Prosecutors say Keith Raniere was bankrolled by Seagrams heiress Clare Bronfman and others.

By JB Nicholas

Keith Raniere, a suspected cult leader from upstate New York and target of a month-long manhunt has been found in Mexico and brought back to the United States to face prosecution. He is expected to be returned to New York City this week, where he is charged by Brooklyn Federal prosecutors with sex trafficking, sex trafficking conspiracy and forced labor conspiracy.

Mexican police delivered Raniere to American authorities in Texas on Monday and he was arraigned in Federal Court in Ft. Worth, where he waived his right to fight extradition to New York.

He was ordered held without bail, according to John Marzulli, spokesperson for the U.S. Attorney’s Office in Brooklyn.

Also on Tuesday, the investigation into Raniere and his group, NXIVM (pronounced Nex-e-um), widened, as FBI agents searched the upstate New York home of NXIVM co-founder and president, Nancy Salzman, according to the Albany Times Union. The search, according to the newspaper, may have been meant to seize a large amount of cash believed to be stored in a safe there.

Raniere is en route to New York, but has not yet "arrived in the district," according to a government official, who was not authorized to speak publicly.

Raniere, known to his followers as “The Vanguard,” lead NXIVM, based around Albany, New York. NXIVM’s website says it is “a community guided by humanitarian principles that seek to empower people and answer important questions about what it means to be human,” but the Federal criminal complaint against Raniere alleges an entirely different kind of operation.

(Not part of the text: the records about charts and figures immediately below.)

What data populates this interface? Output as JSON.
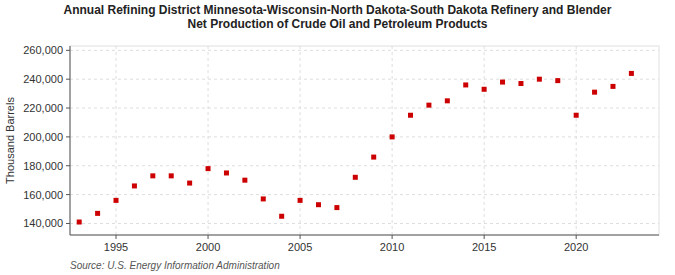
{
  "chart_data": {
    "type": "scatter",
    "title": "Annual Refining District Minnesota-Wisconsin-North Dakota-South Dakota Refinery and Blender\nNet Production of Crude Oil and Petroleum Products",
    "y_label": "Thousand Barrels",
    "annotations": [
      "Source: U.S. Energy Information Administration"
    ],
    "x": [
      1993,
      1994,
      1995,
      1996,
      1997,
      1998,
      1999,
      2000,
      2001,
      2002,
      2003,
      2004,
      2005,
      2006,
      2007,
      2008,
      2009,
      2010,
      2011,
      2012,
      2013,
      2014,
      2015,
      2016,
      2017,
      2018,
      2019,
      2020,
      2021,
      2022,
      2023
    ],
    "values": [
      141000,
      147000,
      156000,
      166000,
      173000,
      173000,
      168000,
      178000,
      175000,
      170000,
      157000,
      145000,
      156000,
      153000,
      151000,
      172000,
      186000,
      200000,
      215000,
      222000,
      225000,
      236000,
      233000,
      238000,
      237000,
      240000,
      239000,
      215000,
      231000,
      235000,
      244000
    ],
    "color": "#cc0000",
    "marker": "square",
    "xlim": [
      1992.5,
      2024.5
    ],
    "xticks": [
      1995,
      2000,
      2005,
      2010,
      2015,
      2020
    ],
    "ylim": [
      132000,
      263000
    ],
    "yticks": [
      {
        "value": 140000,
        "label": "140,000"
      },
      {
        "value": 160000,
        "label": "160,000"
      },
      {
        "value": 180000,
        "label": "180,000"
      },
      {
        "value": 200000,
        "label": "200,000"
      },
      {
        "value": 220000,
        "label": "220,000"
      },
      {
        "value": 240000,
        "label": "240,000"
      },
      {
        "value": 260000,
        "label": "260,000"
      }
    ],
    "grid": true
  }
}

According to that complaint, Raniere created a secret society within NXIVM called DOS or “The Vow.” DOS, prosecutors say, is “an organized criminal group,” structured like a pyramid, “with levels of ‘slaves’ headed by ‘masters.’ Slaves are expected to recruit slaves of their own … who in turn owe service not only to their own masters but also to masters above them in the DOS pyramid.”

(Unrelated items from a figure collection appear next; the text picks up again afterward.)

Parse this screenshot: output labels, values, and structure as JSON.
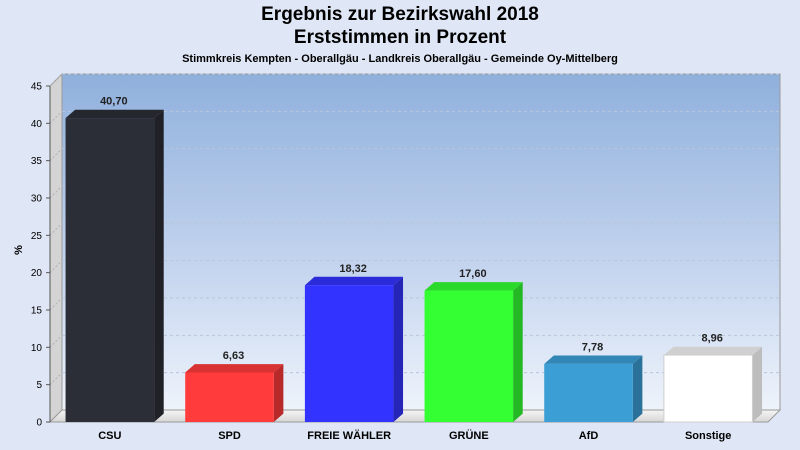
{
  "chart_data": {
    "type": "bar",
    "title": [
      "Ergebnis zur Bezirkswahl 2018",
      "Erststimmen in Prozent"
    ],
    "subtitle": "Stimmkreis Kempten - Oberallgäu - Landkreis Oberallgäu - Gemeinde Oy-Mittelberg",
    "ylabel": "%",
    "xlabel": "",
    "ylim": [
      0,
      45
    ],
    "yticks": [
      0,
      5,
      10,
      15,
      20,
      25,
      30,
      35,
      40,
      45
    ],
    "grid": true,
    "categories": [
      "CSU",
      "SPD",
      "FREIE WÄHLER",
      "GRÜNE",
      "AfD",
      "Sonstige"
    ],
    "values": [
      40.7,
      6.63,
      18.32,
      17.6,
      7.78,
      8.96
    ],
    "value_labels": [
      "40,70",
      "6,63",
      "18,32",
      "17,60",
      "7,78",
      "8,96"
    ],
    "colors": [
      "#2b2e36",
      "#ff3b3b",
      "#3333ff",
      "#33ff33",
      "#3b9fd6",
      "#ffffff"
    ]
  }
}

Raniere, prosecutors say, is at the top of the pyramid, “as the highest master,” who regularly had sex with NXIVM slaves. 

“Raniere has maintained a rotating group of fifteen to twenty women with whom he maintains sexual relationships,” the complaint alleges. “These women are not permitted to have sexual relationships with anyone but Raniere or to discuss with others their relationship with Raniere.”

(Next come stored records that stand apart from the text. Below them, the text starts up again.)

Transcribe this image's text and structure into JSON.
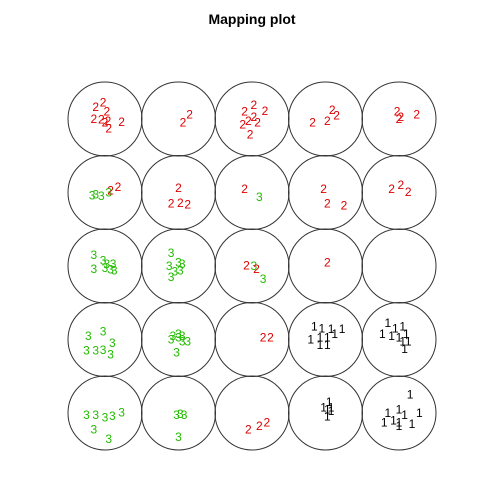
{
  "chart_data": {
    "type": "scatter",
    "title": "Mapping plot",
    "grid": {
      "rows": 5,
      "cols": 5
    },
    "class_colors": {
      "1": "#000000",
      "2": "#dd0000",
      "3": "#22bb00"
    },
    "cells": [
      {
        "row": 0,
        "col": 0,
        "points": [
          {
            "label": "2",
            "x": -0.25,
            "y": -0.32
          },
          {
            "label": "2",
            "x": -0.05,
            "y": -0.45
          },
          {
            "label": "2",
            "x": 0.05,
            "y": -0.2
          },
          {
            "label": "2",
            "x": -0.3,
            "y": 0.0
          },
          {
            "label": "2",
            "x": -0.1,
            "y": 0.02
          },
          {
            "label": "2",
            "x": 0.08,
            "y": 0.05
          },
          {
            "label": "2",
            "x": 0.0,
            "y": 0.1
          },
          {
            "label": "2",
            "x": 0.45,
            "y": 0.08
          },
          {
            "label": "2",
            "x": 0.1,
            "y": 0.25
          }
        ]
      },
      {
        "row": 0,
        "col": 1,
        "points": [
          {
            "label": "2",
            "x": 0.3,
            "y": -0.12
          },
          {
            "label": "2",
            "x": 0.12,
            "y": 0.1
          }
        ]
      },
      {
        "row": 0,
        "col": 2,
        "points": [
          {
            "label": "2",
            "x": 0.05,
            "y": -0.38
          },
          {
            "label": "2",
            "x": -0.2,
            "y": -0.2
          },
          {
            "label": "2",
            "x": 0.35,
            "y": -0.22
          },
          {
            "label": "2",
            "x": 0.05,
            "y": -0.05
          },
          {
            "label": "2",
            "x": -0.1,
            "y": 0.05
          },
          {
            "label": "2",
            "x": 0.15,
            "y": 0.1
          },
          {
            "label": "2",
            "x": -0.25,
            "y": 0.15
          },
          {
            "label": "2",
            "x": -0.05,
            "y": 0.42
          }
        ]
      },
      {
        "row": 0,
        "col": 3,
        "points": [
          {
            "label": "2",
            "x": 0.18,
            "y": -0.25
          },
          {
            "label": "2",
            "x": 0.3,
            "y": -0.1
          },
          {
            "label": "2",
            "x": -0.35,
            "y": 0.1
          },
          {
            "label": "2",
            "x": 0.05,
            "y": 0.05
          }
        ]
      },
      {
        "row": 0,
        "col": 4,
        "points": [
          {
            "label": "2",
            "x": -0.05,
            "y": -0.2
          },
          {
            "label": "2",
            "x": 0.05,
            "y": -0.05
          },
          {
            "label": "2",
            "x": 0.48,
            "y": -0.12
          },
          {
            "label": "2",
            "x": 0.0,
            "y": 0.0
          }
        ]
      },
      {
        "row": 1,
        "col": 0,
        "points": [
          {
            "label": "3",
            "x": -0.35,
            "y": 0.08
          },
          {
            "label": "3",
            "x": -0.25,
            "y": 0.05
          },
          {
            "label": "3",
            "x": -0.1,
            "y": 0.1
          },
          {
            "label": "3",
            "x": 0.1,
            "y": 0.0
          },
          {
            "label": "2",
            "x": 0.15,
            "y": -0.05
          },
          {
            "label": "2",
            "x": 0.35,
            "y": -0.15
          }
        ]
      },
      {
        "row": 1,
        "col": 1,
        "points": [
          {
            "label": "2",
            "x": 0.0,
            "y": -0.12
          },
          {
            "label": "2",
            "x": -0.2,
            "y": 0.3
          },
          {
            "label": "2",
            "x": 0.05,
            "y": 0.28
          },
          {
            "label": "2",
            "x": 0.25,
            "y": 0.32
          }
        ]
      },
      {
        "row": 1,
        "col": 2,
        "points": [
          {
            "label": "2",
            "x": -0.2,
            "y": -0.1
          },
          {
            "label": "3",
            "x": 0.2,
            "y": 0.12
          }
        ]
      },
      {
        "row": 1,
        "col": 3,
        "points": [
          {
            "label": "2",
            "x": -0.05,
            "y": -0.1
          },
          {
            "label": "2",
            "x": 0.05,
            "y": 0.3
          },
          {
            "label": "2",
            "x": 0.5,
            "y": 0.35
          }
        ]
      },
      {
        "row": 1,
        "col": 4,
        "points": [
          {
            "label": "2",
            "x": -0.2,
            "y": -0.1
          },
          {
            "label": "2",
            "x": 0.05,
            "y": -0.2
          },
          {
            "label": "2",
            "x": 0.25,
            "y": -0.02
          }
        ]
      },
      {
        "row": 2,
        "col": 0,
        "points": [
          {
            "label": "3",
            "x": -0.3,
            "y": -0.3
          },
          {
            "label": "3",
            "x": -0.05,
            "y": -0.15
          },
          {
            "label": "3",
            "x": 0.05,
            "y": -0.05
          },
          {
            "label": "3",
            "x": -0.3,
            "y": 0.08
          },
          {
            "label": "3",
            "x": 0.0,
            "y": 0.05
          },
          {
            "label": "3",
            "x": 0.15,
            "y": 0.1
          },
          {
            "label": "3",
            "x": 0.22,
            "y": -0.05
          },
          {
            "label": "3",
            "x": 0.25,
            "y": 0.12
          }
        ]
      },
      {
        "row": 2,
        "col": 1,
        "points": [
          {
            "label": "3",
            "x": -0.2,
            "y": -0.35
          },
          {
            "label": "3",
            "x": 0.0,
            "y": -0.1
          },
          {
            "label": "3",
            "x": 0.1,
            "y": -0.05
          },
          {
            "label": "3",
            "x": -0.25,
            "y": 0.0
          },
          {
            "label": "3",
            "x": -0.1,
            "y": 0.15
          },
          {
            "label": "3",
            "x": 0.05,
            "y": 0.12
          },
          {
            "label": "3",
            "x": -0.2,
            "y": 0.3
          }
        ]
      },
      {
        "row": 2,
        "col": 2,
        "points": [
          {
            "label": "2",
            "x": -0.15,
            "y": -0.02
          },
          {
            "label": "3",
            "x": 0.05,
            "y": 0.0
          },
          {
            "label": "2",
            "x": 0.12,
            "y": 0.08
          },
          {
            "label": "3",
            "x": 0.3,
            "y": 0.35
          }
        ]
      },
      {
        "row": 2,
        "col": 3,
        "points": [
          {
            "label": "2",
            "x": 0.05,
            "y": -0.1
          }
        ]
      },
      {
        "row": 2,
        "col": 4,
        "points": []
      },
      {
        "row": 3,
        "col": 0,
        "points": [
          {
            "label": "3",
            "x": -0.45,
            "y": -0.1
          },
          {
            "label": "3",
            "x": -0.05,
            "y": -0.22
          },
          {
            "label": "3",
            "x": 0.2,
            "y": 0.1
          },
          {
            "label": "3",
            "x": -0.5,
            "y": 0.3
          },
          {
            "label": "3",
            "x": -0.25,
            "y": 0.3
          },
          {
            "label": "3",
            "x": -0.05,
            "y": 0.28
          },
          {
            "label": "3",
            "x": 0.15,
            "y": 0.4
          }
        ]
      },
      {
        "row": 3,
        "col": 1,
        "points": [
          {
            "label": "3",
            "x": -0.15,
            "y": -0.1
          },
          {
            "label": "3",
            "x": 0.0,
            "y": -0.15
          },
          {
            "label": "3",
            "x": 0.1,
            "y": -0.1
          },
          {
            "label": "3",
            "x": -0.2,
            "y": 0.0
          },
          {
            "label": "3",
            "x": 0.0,
            "y": -0.05
          },
          {
            "label": "3",
            "x": 0.1,
            "y": 0.05
          },
          {
            "label": "3",
            "x": 0.25,
            "y": 0.05
          },
          {
            "label": "3",
            "x": -0.05,
            "y": 0.35
          }
        ]
      },
      {
        "row": 3,
        "col": 2,
        "points": [
          {
            "label": "2",
            "x": 0.3,
            "y": -0.05
          },
          {
            "label": "2",
            "x": 0.5,
            "y": -0.05
          }
        ]
      },
      {
        "row": 3,
        "col": 3,
        "points": [
          {
            "label": "1",
            "x": -0.3,
            "y": -0.35
          },
          {
            "label": "1",
            "x": -0.1,
            "y": -0.3
          },
          {
            "label": "1",
            "x": 0.15,
            "y": -0.28
          },
          {
            "label": "1",
            "x": 0.45,
            "y": -0.28
          },
          {
            "label": "1",
            "x": -0.4,
            "y": 0.0
          },
          {
            "label": "1",
            "x": -0.15,
            "y": -0.05
          },
          {
            "label": "1",
            "x": 0.05,
            "y": -0.05
          },
          {
            "label": "1",
            "x": 0.25,
            "y": -0.15
          },
          {
            "label": "1",
            "x": -0.15,
            "y": 0.15
          },
          {
            "label": "1",
            "x": 0.05,
            "y": 0.15
          }
        ]
      },
      {
        "row": 3,
        "col": 4,
        "points": [
          {
            "label": "1",
            "x": -0.3,
            "y": -0.45
          },
          {
            "label": "1",
            "x": -0.1,
            "y": -0.3
          },
          {
            "label": "1",
            "x": 0.1,
            "y": -0.35
          },
          {
            "label": "1",
            "x": -0.45,
            "y": -0.15
          },
          {
            "label": "1",
            "x": -0.2,
            "y": -0.1
          },
          {
            "label": "1",
            "x": 0.0,
            "y": -0.05
          },
          {
            "label": "1",
            "x": 0.2,
            "y": -0.15
          },
          {
            "label": "1",
            "x": 0.1,
            "y": 0.05
          },
          {
            "label": "1",
            "x": 0.25,
            "y": 0.05
          },
          {
            "label": "1",
            "x": 0.15,
            "y": 0.25
          }
        ]
      },
      {
        "row": 4,
        "col": 0,
        "points": [
          {
            "label": "3",
            "x": -0.5,
            "y": 0.05
          },
          {
            "label": "3",
            "x": -0.25,
            "y": 0.05
          },
          {
            "label": "3",
            "x": 0.0,
            "y": 0.12
          },
          {
            "label": "3",
            "x": 0.2,
            "y": 0.08
          },
          {
            "label": "3",
            "x": 0.45,
            "y": -0.02
          },
          {
            "label": "3",
            "x": -0.3,
            "y": 0.45
          },
          {
            "label": "3",
            "x": 0.1,
            "y": 0.7
          }
        ]
      },
      {
        "row": 4,
        "col": 1,
        "points": [
          {
            "label": "3",
            "x": -0.05,
            "y": 0.05
          },
          {
            "label": "3",
            "x": 0.05,
            "y": 0.03
          },
          {
            "label": "3",
            "x": 0.15,
            "y": 0.05
          },
          {
            "label": "3",
            "x": 0.0,
            "y": 0.65
          }
        ]
      },
      {
        "row": 4,
        "col": 2,
        "points": [
          {
            "label": "2",
            "x": -0.1,
            "y": 0.45
          },
          {
            "label": "2",
            "x": 0.2,
            "y": 0.35
          },
          {
            "label": "2",
            "x": 0.4,
            "y": 0.25
          }
        ]
      },
      {
        "row": 4,
        "col": 3,
        "points": [
          {
            "label": "1",
            "x": 0.1,
            "y": -0.3
          },
          {
            "label": "1",
            "x": -0.05,
            "y": -0.15
          },
          {
            "label": "1",
            "x": 0.05,
            "y": -0.1
          },
          {
            "label": "1",
            "x": 0.15,
            "y": -0.15
          },
          {
            "label": "1",
            "x": 0.05,
            "y": 0.1
          },
          {
            "label": "1",
            "x": 0.15,
            "y": -0.05
          }
        ]
      },
      {
        "row": 4,
        "col": 4,
        "points": [
          {
            "label": "1",
            "x": 0.3,
            "y": -0.5
          },
          {
            "label": "1",
            "x": 0.0,
            "y": -0.1
          },
          {
            "label": "1",
            "x": -0.3,
            "y": 0.0
          },
          {
            "label": "1",
            "x": 0.15,
            "y": 0.05
          },
          {
            "label": "1",
            "x": -0.4,
            "y": 0.25
          },
          {
            "label": "1",
            "x": -0.15,
            "y": 0.2
          },
          {
            "label": "1",
            "x": 0.0,
            "y": 0.25
          },
          {
            "label": "1",
            "x": 0.55,
            "y": 0.0
          },
          {
            "label": "1",
            "x": 0.35,
            "y": 0.3
          },
          {
            "label": "1",
            "x": 0.0,
            "y": 0.35
          }
        ]
      }
    ]
  }
}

Some slaves were branded near their genitals with an electronic cauterizing pen in elaborate “ceremonies,” while they were naked and held down by other slaves. Slaves were told the brand stood for the elements, but in fact the brands were Raniere’s initials, according to prosecutors.

Raniere and NXIVM have long been accused of abuse and criminal activity, dating at least as far back as 1996, when Raniere signed a legal agreement with New York’s Attorney general promising to pay a $40,000 settlement and not to operate a "chain distributor scheme,” according to the Albany Times Union.

Then, in August 2011, Toni Natalie (then Toni Foley) wrote a letter to a federal judge alleging that she had been “raped repeatedly by Raniere.” Natalie also alleged that Raniere was “a compulsive gambler, a sex addict with bizarre desires and needs, and a con man that specializes in Ponzi schemes.”

In 2012, the Albany Times Union published “Secrets of NXVIM,” an investigation of the group that revealed what it described as “troubling details about a man once considered a boy subgenius.”

Yet, through it all, Raniere held himself out to be a sincerely motivated, if eccentric, self-help guru, even publishing “Keith Raniere Conversations,” a collection of 45 YouTube videos.

Then, the New York Times reported the group’s inner workings, including the branding ritual, in October 2017. That’s when, prosecutors say, Raniere fled upstate New York and relocated to Mexico with an “heiress” and other NXIVM slaves.

The Associated Press has identified the heiress as Clare Bronfman, inheritor of part of her father’s Seagram’s liquor fortune. According to prosecutors, Bronfman bankrolled Raniere’s flight and other expenses, giving him millions of dollars. 

An open letter posted on the NXIVM homepage attributed to Raniere concerns the “recent situation.” The letter, in part, reads “there is no merit to the allegations that we are abusing, coercing or harming individuals.”